Lobby of the NCUA.
During Thursday's NCUA Board meeting, members unanimously approved a final rule for service facilities to include shared branches, shared ATMs or shared electronic facilities for multiple common-bond federal credit unions.
In the months following the introduction of the proposed rule, during the Dec. 2020 Board meeting, a majority of credit union leaders voiced opposition to expand the definition of a service facility to include ATMs and mobile banking platforms in underserved areas, according to NCUA Senior Staff Attorney, Elizabeth Wirick. The Board modified the final rule after reviewing those submitted comments.
Wirick said the final rule "continues to mandate that a service facility in an underserved area must offer all three services that the Board requires: accepting shares for deposits, taking loan applications, and disbursing loan proceeds."
ATMs do not meet those requirements, but virtual teller machines could.
NCUA Board Chairman Todd Harper said, "While I opposed the proposed rule issued last December, I will join my fellow Board members in support of this final rule because we have corrected the deficiencies contained in the original plan and because the rulemaking has the potential to expand access to safe, fair, and affordable financial services to individuals, including those who live in underserved communities."
NAFCU's Vice President of Regulatory Affairs, Ann Kossachev said this final rule ignores the help needed by the underserved and unbanked. "NAFCU is disappointed in the NCUA's decision to exclude ATMs under the definition of a service facility in its rule. This final rule falls short in helping credit unions, especially smaller institutions, to provide products and services to their communities, including disadvantaged populations that are often left behind by big banks.
"We also believe that it is critical for online and mobile banking platforms to be recognized as service facilities as technologies continue to evolve and consumer needs and demands change. A legislative change may be necessary to achieve this, and we look forward to working with Congress to help credit unions better serve their communities and stay competitive," said Kossachev.
The final rule will go into effect 30 days after publication in the Federal Register.
Share Insurance Fund Quarterly Update
Board members received an update on the health of the Share Insurance Fund as of the end of the 2021 third quarter. According to the NCUA's financial office, the SIF had $20.9 billion in total assets at the end of September and had a reported total income of $59.8 million.
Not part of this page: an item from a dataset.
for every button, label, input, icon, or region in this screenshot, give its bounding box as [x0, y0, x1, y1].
"While the Share Insurance Fund is showing solid performance and the equity ratio is projected to rise to 1.28% at the end of the year, the NCUA must continue to monitor credit union performance and economic developments," said Harper. "Additionally, the stresses on the equity ratio from continued share growth, the low interest-rate environment, at least historically, and insurance losses remain. The agency will need to continue to analyze the Fund's risk exposure."
2022-2026 Strategic Plan
NCUA Board members voted 3-0 to approve its five-year strategic plan for comment of the agency's goals and objectives.
According to the plan, the NCUA has three strategic goals:
- Ensure a safe, sound, and viable system of cooperative credit that protects consumers.
- Improve the financial well-being of individuals and communities through access to affordable and equitable financial products and services.
- Maximize organizational performance to enable mission success.
Harper commented, "For any organization, strategic planning is an essential process for outlining where the organization is going, how it will get there, and what investments are needed to achieve organizational goals.
"We must continue efforts to expand access to safe, fair, and affordable financial services, provide financial education, and close the racial wealth gap. We must also address demographic and economic trends. And, we must continue to address the economic fallout of the COVID-19 pandemic, which will likely have lasting effects for some time to come. The proposed strategic plan considers each of these matters and the potential risks they pose to our programs and the broader credit union system," he said.
Comments on the draft Strategic Plan are due 60 days after publication in the Federal Register.